Most hiring problems don't come from bad candidates. They come from leadership distance. A leader underwrites every hire whether they admit it or not: the judgment about who is worth the risk, what the role actually demands, and whether this person can carry it. When a leader stands too far back from that judgment, the quality of the people they bring in falls to meet the distance. The candidate pool is rarely the real constraint. The leader's involvement is.

A while back, a respected construction company reached out. Their leadership team had heard about my firm and wanted help finding better people: candidates who would stay, grow, and reflect their values. The head of HR called to start the conversation. She was smart, experienced, and serious about improving results.

They were frustrated with what they deemed a lack of "good candidates." They talked about finding people with commitment and loyalty, as if those were intrinsic, unilateral candidate traits and not qualities of a relationship.

As the call went on, it became clear their executives weren't involved, and that was the problem. They wanted everything handled through HR because, in their words, "the leadership just doesn't have time for this."

I've been down this road before. Talk is cheap. Everyone wants a good team. Not everyone is ready to be accountable for building one.

Outsourcing recruiting is outsourcing the underwriting

Handing off the hiring function is a common leadership instinct, and a fatal one for any leader who actually wants the team the investment is supposed to buy. I politely declined the engagement, because they would not have gotten the value they were after.

Hiring isn't something you can delegate away. It isn't payroll or marketing. When a leader hands off the search, they think they're only handing off logistics. They're also handing off the underwriting: the read on the person, the call on the risk, the decision about who belongs. Delegate that and you delegate accountability, culture, and the chance to build a better team. The seat gets filled. The problem stays.

You can outsource the sourcing. You cannot outsource the judgment about who belongs in your company.
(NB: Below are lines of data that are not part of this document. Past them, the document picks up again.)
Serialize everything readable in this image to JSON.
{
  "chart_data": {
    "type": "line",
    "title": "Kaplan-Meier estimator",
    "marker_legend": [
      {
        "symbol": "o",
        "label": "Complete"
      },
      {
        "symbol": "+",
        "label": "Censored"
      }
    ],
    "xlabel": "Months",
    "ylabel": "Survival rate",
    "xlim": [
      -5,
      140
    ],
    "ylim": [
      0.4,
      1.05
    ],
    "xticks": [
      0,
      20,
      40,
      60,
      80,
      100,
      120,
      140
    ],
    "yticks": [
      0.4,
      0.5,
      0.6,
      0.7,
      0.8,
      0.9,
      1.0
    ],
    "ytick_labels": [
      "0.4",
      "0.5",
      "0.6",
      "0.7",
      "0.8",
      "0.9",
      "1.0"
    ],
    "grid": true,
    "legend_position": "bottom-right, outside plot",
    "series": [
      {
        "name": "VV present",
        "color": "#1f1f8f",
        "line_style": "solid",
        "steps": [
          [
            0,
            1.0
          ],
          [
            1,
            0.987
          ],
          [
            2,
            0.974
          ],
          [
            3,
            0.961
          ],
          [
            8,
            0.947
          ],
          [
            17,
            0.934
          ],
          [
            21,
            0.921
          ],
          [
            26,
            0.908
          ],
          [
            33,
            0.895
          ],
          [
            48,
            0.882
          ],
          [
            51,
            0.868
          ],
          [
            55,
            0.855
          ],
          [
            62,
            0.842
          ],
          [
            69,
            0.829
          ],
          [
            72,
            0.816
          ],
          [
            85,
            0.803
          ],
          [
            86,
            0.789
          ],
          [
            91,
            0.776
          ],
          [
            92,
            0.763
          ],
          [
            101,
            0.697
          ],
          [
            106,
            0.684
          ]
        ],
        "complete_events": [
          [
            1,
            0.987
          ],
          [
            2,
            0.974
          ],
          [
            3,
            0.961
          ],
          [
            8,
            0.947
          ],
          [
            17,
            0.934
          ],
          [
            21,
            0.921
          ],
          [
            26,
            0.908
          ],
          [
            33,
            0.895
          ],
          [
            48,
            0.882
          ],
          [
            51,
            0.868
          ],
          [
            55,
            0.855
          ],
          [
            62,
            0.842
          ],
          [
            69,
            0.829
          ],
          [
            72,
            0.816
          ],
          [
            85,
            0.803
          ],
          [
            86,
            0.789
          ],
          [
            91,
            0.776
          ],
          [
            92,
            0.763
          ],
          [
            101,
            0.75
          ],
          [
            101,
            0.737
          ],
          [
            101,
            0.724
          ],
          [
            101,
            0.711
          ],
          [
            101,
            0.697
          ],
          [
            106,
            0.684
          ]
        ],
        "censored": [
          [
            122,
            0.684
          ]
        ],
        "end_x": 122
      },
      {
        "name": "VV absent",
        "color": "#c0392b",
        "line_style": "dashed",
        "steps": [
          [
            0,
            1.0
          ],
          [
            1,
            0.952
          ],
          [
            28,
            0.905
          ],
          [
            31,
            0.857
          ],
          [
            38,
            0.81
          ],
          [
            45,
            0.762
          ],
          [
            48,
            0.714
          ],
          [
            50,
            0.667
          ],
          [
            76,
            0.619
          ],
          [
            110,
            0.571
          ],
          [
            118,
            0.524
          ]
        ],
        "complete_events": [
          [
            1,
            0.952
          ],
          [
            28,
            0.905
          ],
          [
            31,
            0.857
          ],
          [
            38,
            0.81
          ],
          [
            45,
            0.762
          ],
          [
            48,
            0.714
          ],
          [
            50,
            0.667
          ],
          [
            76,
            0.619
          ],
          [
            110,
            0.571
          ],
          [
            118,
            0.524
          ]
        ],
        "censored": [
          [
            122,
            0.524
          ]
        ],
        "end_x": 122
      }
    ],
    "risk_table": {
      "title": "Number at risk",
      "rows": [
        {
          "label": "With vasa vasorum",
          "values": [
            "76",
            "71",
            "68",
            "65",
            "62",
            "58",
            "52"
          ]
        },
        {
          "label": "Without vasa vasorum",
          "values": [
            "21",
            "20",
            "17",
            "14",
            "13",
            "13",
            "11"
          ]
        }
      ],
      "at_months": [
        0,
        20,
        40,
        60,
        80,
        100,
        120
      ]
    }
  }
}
That call is the leader's, every time.

The instinct to step back usually comes from a real place. The calendar is full and the job feels administrative. But the part that feels administrative, the scheduling and screening and coordination, is not the part that determines the hire. The hire is determined by the leader's read on the person, and no one can supply that read on their behalf.

Insource the work, not the responsibility

The better model brings a specialist team inside the leader's orbit to manage the heavy lifting while keeping leadership close, tactile, and responsible for the outcomes. Start by clarifying the real problem behind each role, not just the empty seat. Design an attraction strategy that reflects the leader's values and voice. Then carry the sourcing, screening, and coordination while leaders stay directly engaged in interviews, feedback, and debriefs, where their judgment is the entire point.

That structure gives leaders clarity and rhythm without chaos. They stay informed and involved, not buried in logistics. Onboarding and retention coaching run for twelve months past the start date, so leadership stays connected to whether the match actually held, which is the only result that ever mattered.

This isn't a middleman service. It's an extension of the leadership team. The goal was never to take hiring off a leader's plate. It's to help them run it better, with precision, care, and accountability.

Hiring should never be outsourced to strangers. It should be insourced to people who know how to keep leaders leading it well, because the leader is the one underwriting every name that walks through the door.